= Julia Heynen =

American stage actress

Julia Heynen is an American stage actress. She defined the role of Helen in Jacob Appel's Helen of Sparta at the Venus Theatre, a role in which critic Ted Ying singled out her performance as a "forceful personification of the face that launched a thousand ships" and praised her as "beautiful, confident, [and] charismatic." She also originated the part of Ophelia in Chris Wind's Not Such Stuff.

Critic Sophia Carteret wrote of Heynen that she "lets Ophelia's voice speak out as Shakespeare should have done. She lets us see the conflicting emotions of a girl learning to see the world with a woman's eyes; one who, in aiming to do right, comes to see that the duty of listening, reflecting, and obeying can be less important than the acts of observing, questioning, and seeking to correct the errors committed by oneself and others.
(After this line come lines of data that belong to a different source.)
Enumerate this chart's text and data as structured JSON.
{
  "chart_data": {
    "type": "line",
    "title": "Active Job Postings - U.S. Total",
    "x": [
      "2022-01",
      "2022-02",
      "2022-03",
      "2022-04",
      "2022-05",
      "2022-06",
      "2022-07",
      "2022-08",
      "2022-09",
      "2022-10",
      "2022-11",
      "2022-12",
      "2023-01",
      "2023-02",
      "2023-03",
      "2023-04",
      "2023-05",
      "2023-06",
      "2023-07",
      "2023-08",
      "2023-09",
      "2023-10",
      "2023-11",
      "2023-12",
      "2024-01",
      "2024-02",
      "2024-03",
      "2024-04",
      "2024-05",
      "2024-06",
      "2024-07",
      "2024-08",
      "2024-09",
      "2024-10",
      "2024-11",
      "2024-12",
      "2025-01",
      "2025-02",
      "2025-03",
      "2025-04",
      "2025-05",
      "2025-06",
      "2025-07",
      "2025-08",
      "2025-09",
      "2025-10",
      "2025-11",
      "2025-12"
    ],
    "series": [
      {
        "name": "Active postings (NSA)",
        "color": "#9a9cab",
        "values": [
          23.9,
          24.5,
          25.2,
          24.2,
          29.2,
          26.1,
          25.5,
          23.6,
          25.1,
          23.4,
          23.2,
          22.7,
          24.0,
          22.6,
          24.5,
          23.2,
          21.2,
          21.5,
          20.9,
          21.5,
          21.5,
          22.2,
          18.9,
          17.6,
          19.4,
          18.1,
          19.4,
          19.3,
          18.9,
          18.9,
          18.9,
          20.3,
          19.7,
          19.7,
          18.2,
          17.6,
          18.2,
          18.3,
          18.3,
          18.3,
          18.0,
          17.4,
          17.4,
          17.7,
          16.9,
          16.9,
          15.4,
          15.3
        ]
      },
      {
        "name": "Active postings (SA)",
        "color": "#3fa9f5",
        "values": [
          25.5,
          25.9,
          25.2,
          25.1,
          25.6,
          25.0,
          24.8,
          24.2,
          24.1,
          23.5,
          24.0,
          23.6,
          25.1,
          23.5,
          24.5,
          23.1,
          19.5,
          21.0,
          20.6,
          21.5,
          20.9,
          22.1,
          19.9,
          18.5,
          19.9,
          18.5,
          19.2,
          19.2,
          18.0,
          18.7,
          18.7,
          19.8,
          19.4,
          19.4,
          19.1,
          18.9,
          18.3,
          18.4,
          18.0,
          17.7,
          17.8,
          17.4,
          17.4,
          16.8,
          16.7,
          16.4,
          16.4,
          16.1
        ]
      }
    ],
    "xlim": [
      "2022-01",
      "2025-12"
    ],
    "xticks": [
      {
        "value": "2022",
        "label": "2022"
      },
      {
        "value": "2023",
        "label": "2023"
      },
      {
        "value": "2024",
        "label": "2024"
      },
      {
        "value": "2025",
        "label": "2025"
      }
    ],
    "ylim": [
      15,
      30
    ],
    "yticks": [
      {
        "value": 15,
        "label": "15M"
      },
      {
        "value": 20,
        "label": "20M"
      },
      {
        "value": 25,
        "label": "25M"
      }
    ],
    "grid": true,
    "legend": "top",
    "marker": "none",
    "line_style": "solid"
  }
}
Given the longest segment in the play, this character shows the most complexity and personal development on stage and the actor gives the role all that it needs to succeed both dramatically and intellectually."

Heynen earlier starred in regional productions of Private Eyes, Hedda Gabler, Pirandello's Six Characters in Search of an Author and nearly three dozen other productions in the Washington and Baltimore areas.

As of the summer of 2010, she is starring in the Red Branch Theatre's production of David Auburn's Proof. The New Dramatist named her a "local legend" in 2009, the first from the Baltimore-Washington region in eight years.

In 2011 Heynen moved to Chicago, where she currently resides as of spring 2014. She is currently a part of the Denver Team at iO Chicago.

Heynen is a graduate of Goucher College.